2008-11-19

XRI, Handle, and persistent descriptors, Pt 2

(Back to Pt 1)

Let's now look at our favourite XRI, =drummond. If I retrieve the XRDS for =drummond, through the resolution service http://xri.net/=drummond?_xrd_r=application/xrds+xml, I get (at current writing!)

  • a canonical (and persistent!) i-number corresponding to the i-name =drummond, =!F83.62B1.44F.2813
  • A Skype call service endpoint
  • A Skype chat service endpoint
  • A contact webpage service endpoint
  • A forwarding webpage service endpoint
  • An OpenID signon endpoint


The XRDS does not anywhere say what =drummond is identifying; just some services associated with =drummond contingently. I could infer Drummond's full name from the Skype username being drummondreed, but that's hardly failsafe. What I would like is access to some text like...

VP Infrastructure at Parity Communications (www.parity.inc), Chief Architect to Cordance Corporation (www.cordance.net), co-chair of the OASIS XRI and XDI Technical Committees (www.oasis-open.org), board member of the OpenID Foundation (www.openid.net) and the Information Card Foundation(www.informationcard.net), ...


Oh, as in the contact webpage that http://xri.net/=drummond resolves to, http://2idi.com/contact/=drummond . Well, yes, but I did not know ahead of time that the contact webpage would have the information I wanted, with enough bio information to differentiate Drummond from other candidates: it's a contact page, not a bio page. (Drummond providing bio info is a lagniappe, which simply proves he knows about identity issues.)

What I want is some consistent way of getting from =drummond to a description of what =drummond identifies. XRDS is a descriptor already, which is why =drummond resolves to it: it describes the service interfaces that get to =drummond. But it's a descriptor of service endpoints and synonyms; it still doesn't persistently describe Drummond, the way the DESC field does in Handle. (Or would, if anyone ever used DESC).

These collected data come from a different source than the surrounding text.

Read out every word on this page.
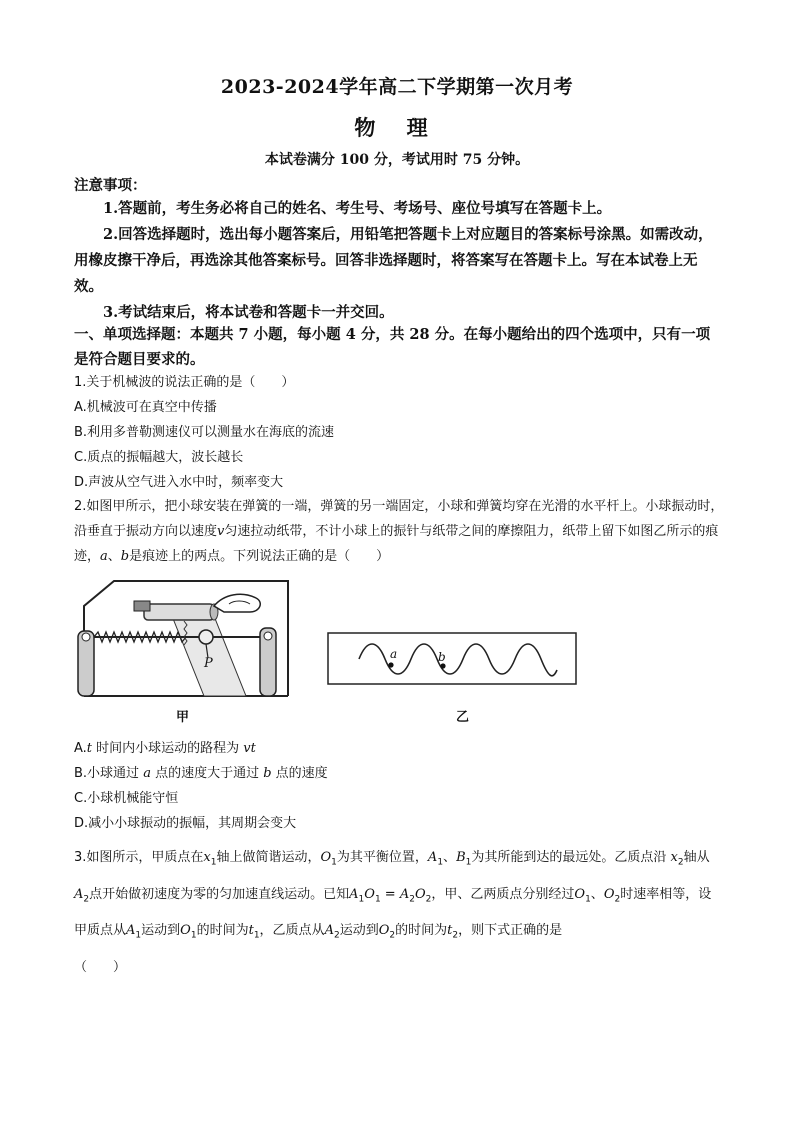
2023-2024学年高二下学期第一次月考
物 理
本试卷满分 100 分，考试用时 75 分钟。
注意事项：

1.答题前，考生务必将自己的姓名、考生号、考场号、座位号填写在答题卡上。

2.回答选择题时，选出每小题答案后，用铅笔把答题卡上对应题目的答案标号涂黑。如需改动，用橡皮擦干净后，再选涂其他答案标号。回答非选择题时，将答案写在答题卡上。写在本试卷上无效。

3.考试结束后，将本试卷和答题卡一并交回。

一、单项选择题：本题共 7 小题，每小题 4 分，共 28 分。在每小题给出的四个选项中，只有一项是符合题目要求的。

1.关于机械波的说法正确的是（　　）

A.机械波可在真空中传播

B.利用多普勒测速仪可以测量水在海底的流速

C.质点的振幅越大，波长越长

D.声波从空气进入水中时，频率变大

2.如图甲所示，把小球安装在弹簧的一端，弹簧的另一端固定，小球和弹簧均穿在光滑的水平杆上。小球振动时，沿垂直于振动方向以速度v匀速拉动纸带，不计小球上的振针与纸带之间的摩擦阻力，纸带上留下如图乙所示的痕迹，a、b是痕迹上的两点。下列说法正确的是（　　）

P
甲
a	b
乙

A.t 时间内小球运动的路程为 vt

B.小球通过 a 点的速度大于通过 b 点的速度

C.小球机械能守恒

D.减小小球振动的振幅，其周期会变大

3.如图所示，甲质点在$x_1$轴上做简谐运动，$O_1$为其平衡位置，$A_1$、$B_1$为其所能到达的最远处。乙质点沿 $x_2$轴从$A_2$点开始做初速度为零的匀加速直线运动。已知$A_1O_1 = A_2O_2$，甲、乙两质点分别经过$O_1$、$O_2$时速率相等，设甲质点从$A_1$运动到$O_1$的时间为$t_1$，乙质点从$A_2$运动到$O_2$的时间为$t_2$，则下式正确的是

（　　）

Now, the technology-independent description of what is being described is needed for persistent identifiers; it's not as important for reassignable identifiers. So even if =drummond doesn't take me directly to a persistent description, persistence is still satisfied if =drummond takes me to =!F83.62B1.44F.2813, and =!F83.62B1.44F.2813 takes me to a persistent description. XRI allows =drummond and =!F83.62B1.44F.2813 to have different XRDS (because they can have different services attached)—though typically when an i-name is registered against an i-broker, the XRDS is the same. The requirement would be for the persistent description to be accessed through the i-number's XRDS, which may not be the same as the i-name's.

The easy way of adding a persistent description to an XRDS is treating it as yet another service endpoint on the identifier: I give you an identifier, I get back a persistent description. Drummond's contact page already accidentally the description. What I'd like is some canonical class of service for getting to the persistent description. It could be something as simple as an +i-service*(+description)*($v*1.0) service type, to match the xri://+i-service*(+contact)*($v*1.0) type which gave me Drummond's contact page.

This description service is actually the reverse of David Booth's http://thing-described-by.org/. David starts with the URL for a description as a web page, http://dbooth.org/2005/dbooth/, and creates an abstract identifier http://thing-described-by.org?http://dbooth.org/2005/dbooth/ for the entity described by the web page . XRI starts with @xri*david.booth (I can't see David actually registering his own XRI), which is already an inherently abstract identifier—unlike HTTP URIs.

Getting from there back to the description http://dbooth.org/2005/dbooth/ is a resolution; we could access it through http://is-description-of.org/?@xri*david.booth . (We would likely access it through normal HXRI proxy http://xri.net/@xri*david.booth too; the point is, we're constraining the HTTP resolution to a specific kind of representation. David Is Not His Homepage.)

I'll note that David's description is worth emulating: "The URI http://thing-described-by.org?http://dbooth.org/2005/dbooth/ hereby acts as a globally unique name for the natural person named David Booth with email address dbooth@hp.com (as of 1-Jan-2005)."


The catch with that approach is, we're now relying on an external service to guarantee the persistent metadata for our persistent identifier. And as I argued in the previous post, you don't want to do that: your system for persistence should be self-contained, since you are accountable for it. It is easier for the description to persist if it sits inside the i-number's XRDS than outside it.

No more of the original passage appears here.